How that happened so quickly, I just don’t know. I’m a stickler for the inclusion in player development programmes one that works on agility, balance and acceleration. One that I’ve used since 1996 is one called SAQ (Speed, Agility, Quickness) from the UK. I don’t know why all coaches don’t use it. There’s no way that improvement could have effect in a week, but it was there. You have more potential to defeat a defender running straight – on either side – than cross field. You won’t beat them for pace often at this level, and so running laterally closes down an option.

I thought that Australia were unlucky to lose. I couldn’t say at all that NZ were lucky to win because they earned it. But I would have liked a few more angles on Cory Jane’s try – to look behind down the touchline – and I would certainly liked to look at the restart where the ball got knocked towards the tryline and fielded by another New Zealand player who had overrun the kick. But it was never examined, which astonished me.

This was a much improved display and you would have to think that just while I’ve been critical of coaches not able to engender critical contributions under pressure, so we have to credit them when it works.

Scrum Aus v NZ Bledisloe 3 141018098

One of the things I’ve not had much experience of is the use of substitutions, because they didn’t exist for most of my career. It was easier for me sitting at home watching the television to determine the wisdom of them. Nick Phipps was having a whale of a game – probably the best he’s had for Australia. Given the anxiety levels of any player having to come on and save the game, the change in such a  crucial position was not wise.

On the other hand, Joe Tomane was one of the few players who played poorly from start to finish. When you think of the season Horne’s had you have to think he could have made a crucial contribution. Tomane potentially cost a try in the first half when following Fardy he surrendered to the tackle rather than passing. And the number of times he raced up out of defence and got no one was amazing, again in the last minute of the game. He may not have stopped the try but he was in the perfect position to make a ball-and-all tackle. It was a mistake to leave him on.

For the most part all players played well. Slipper even better than he normally does. Kepu back to some form. Fainga’a was very good. It was the best Carter has played in this company and Simmons was good enough. Carter is not agile when it comes to defence, but drift defence has to be pushed from the inside not dragged from the outside. If AAC and the man outside of him had stayed closer together for the Coles’ try then they had a hope. You can”t just leave it to Carter – how is a slow player going to pick up a fast player?

I got the impression that Higginbotham made a fair contributions – I’ll have to have another look at the game. Fardy was back to form and all backs except Tomane made a contribution.

Kuridrani smashing into the defence.

Kuridrani smashing into the defence.

I don’t know how much longer I can say that Kuridrani is an absolute walk up start 12. That sort of pressure on the inside shoulder of the defence close to the scrum will have to be able to make more space for our outside backs. I can see a backline with Kuridrani, AAC and Beale(??) on one wing and Speight, or with a burst of common sense then Cummins or Ioane on the other. We can start to put together a pretty fair side.

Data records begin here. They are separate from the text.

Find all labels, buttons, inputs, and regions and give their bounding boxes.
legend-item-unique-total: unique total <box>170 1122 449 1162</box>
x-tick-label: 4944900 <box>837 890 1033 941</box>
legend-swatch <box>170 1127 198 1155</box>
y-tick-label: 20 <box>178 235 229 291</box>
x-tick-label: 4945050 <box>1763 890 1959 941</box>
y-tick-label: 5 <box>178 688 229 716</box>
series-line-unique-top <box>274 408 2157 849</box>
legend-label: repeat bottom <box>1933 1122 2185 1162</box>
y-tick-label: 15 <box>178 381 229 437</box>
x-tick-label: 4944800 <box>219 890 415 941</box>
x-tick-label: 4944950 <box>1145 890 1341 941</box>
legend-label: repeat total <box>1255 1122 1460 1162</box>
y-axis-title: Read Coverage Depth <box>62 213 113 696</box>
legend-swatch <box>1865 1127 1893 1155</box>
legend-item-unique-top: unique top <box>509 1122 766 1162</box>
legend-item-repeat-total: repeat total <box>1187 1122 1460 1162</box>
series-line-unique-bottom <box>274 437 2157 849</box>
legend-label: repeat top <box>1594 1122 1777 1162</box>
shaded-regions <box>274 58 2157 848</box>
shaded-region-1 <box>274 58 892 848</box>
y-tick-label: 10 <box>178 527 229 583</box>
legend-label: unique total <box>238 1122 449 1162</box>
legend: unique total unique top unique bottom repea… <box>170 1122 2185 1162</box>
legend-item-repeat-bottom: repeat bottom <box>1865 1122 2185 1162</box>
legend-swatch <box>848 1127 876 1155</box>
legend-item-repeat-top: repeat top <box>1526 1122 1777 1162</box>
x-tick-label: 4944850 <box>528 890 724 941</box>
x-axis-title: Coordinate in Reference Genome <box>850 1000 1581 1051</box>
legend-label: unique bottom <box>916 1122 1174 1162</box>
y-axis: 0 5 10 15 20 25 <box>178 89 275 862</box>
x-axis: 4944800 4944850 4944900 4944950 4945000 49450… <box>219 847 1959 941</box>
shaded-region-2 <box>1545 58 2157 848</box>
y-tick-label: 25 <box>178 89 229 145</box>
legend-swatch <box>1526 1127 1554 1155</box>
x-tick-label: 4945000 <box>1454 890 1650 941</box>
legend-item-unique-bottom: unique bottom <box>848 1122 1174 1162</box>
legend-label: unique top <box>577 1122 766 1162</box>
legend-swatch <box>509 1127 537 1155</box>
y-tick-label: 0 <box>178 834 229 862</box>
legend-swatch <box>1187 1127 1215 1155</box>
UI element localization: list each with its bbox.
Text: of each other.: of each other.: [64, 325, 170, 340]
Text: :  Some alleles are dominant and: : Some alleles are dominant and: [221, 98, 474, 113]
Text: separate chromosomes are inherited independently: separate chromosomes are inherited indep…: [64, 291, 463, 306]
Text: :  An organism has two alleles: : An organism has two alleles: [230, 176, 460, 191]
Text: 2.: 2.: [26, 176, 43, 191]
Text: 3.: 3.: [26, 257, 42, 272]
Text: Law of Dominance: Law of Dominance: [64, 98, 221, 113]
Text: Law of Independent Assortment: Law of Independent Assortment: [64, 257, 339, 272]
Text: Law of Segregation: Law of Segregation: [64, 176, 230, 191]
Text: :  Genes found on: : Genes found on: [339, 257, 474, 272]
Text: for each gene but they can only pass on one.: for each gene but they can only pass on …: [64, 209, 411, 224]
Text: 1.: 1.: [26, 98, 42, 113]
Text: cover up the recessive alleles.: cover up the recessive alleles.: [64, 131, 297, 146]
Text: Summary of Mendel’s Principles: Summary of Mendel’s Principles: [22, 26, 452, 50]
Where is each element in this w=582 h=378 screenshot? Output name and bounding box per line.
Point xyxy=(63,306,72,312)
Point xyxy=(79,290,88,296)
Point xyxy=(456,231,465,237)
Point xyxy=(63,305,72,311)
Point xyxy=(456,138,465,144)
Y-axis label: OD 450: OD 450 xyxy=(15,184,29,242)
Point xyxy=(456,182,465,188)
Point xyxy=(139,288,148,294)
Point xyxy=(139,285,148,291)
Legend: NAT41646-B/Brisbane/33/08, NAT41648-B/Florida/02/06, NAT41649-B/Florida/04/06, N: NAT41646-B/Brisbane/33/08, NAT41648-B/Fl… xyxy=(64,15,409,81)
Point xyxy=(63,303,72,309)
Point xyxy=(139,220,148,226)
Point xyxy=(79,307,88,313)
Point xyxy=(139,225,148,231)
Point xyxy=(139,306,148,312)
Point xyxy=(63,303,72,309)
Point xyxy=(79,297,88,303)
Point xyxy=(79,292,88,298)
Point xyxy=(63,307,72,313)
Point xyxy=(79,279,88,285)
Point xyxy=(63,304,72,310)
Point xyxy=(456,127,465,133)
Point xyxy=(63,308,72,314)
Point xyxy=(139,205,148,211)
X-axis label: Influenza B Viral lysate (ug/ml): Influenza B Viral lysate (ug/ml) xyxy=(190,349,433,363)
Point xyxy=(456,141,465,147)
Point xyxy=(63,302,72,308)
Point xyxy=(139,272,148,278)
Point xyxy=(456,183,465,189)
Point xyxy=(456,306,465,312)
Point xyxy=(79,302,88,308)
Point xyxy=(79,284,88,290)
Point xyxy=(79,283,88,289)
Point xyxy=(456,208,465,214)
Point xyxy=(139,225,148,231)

It was a most encouraging game and even thought it was a disappointing note for which Ewen to leave on, considering it was a very good display.

For the future, we have some policies in force in Australia – decisions we make for ourselves. One of them is that we won’t consider for selection players playing outside of Australia. That is an arrogant and stupid decision. It’s just us and New Zealand who do it – are we in their league in terms of depth? I think not. Sixty percent of the South African team must be playing outside of South Africa. Are we that much better than them?

The other question is what good reason should prevent coaches of a Super franchise coaching Australia? I can think of none at all. Not only does it enable the best coaches in the country to work with the national team, it allows the best coaches to work with half of the best players. Its clear to me that Cheika and Larkham are the best two coaches in the country and that Michael Foley is technically excellent. This would be a very potent coaching group and for the most part they aren’t doing much else when Australia are playing.  Equally coaches alway know the strengths of their opponents and weaknesses of their own players. Very useful for selection.

Let’s do this and get on with it. It will rejuvenate the whole team.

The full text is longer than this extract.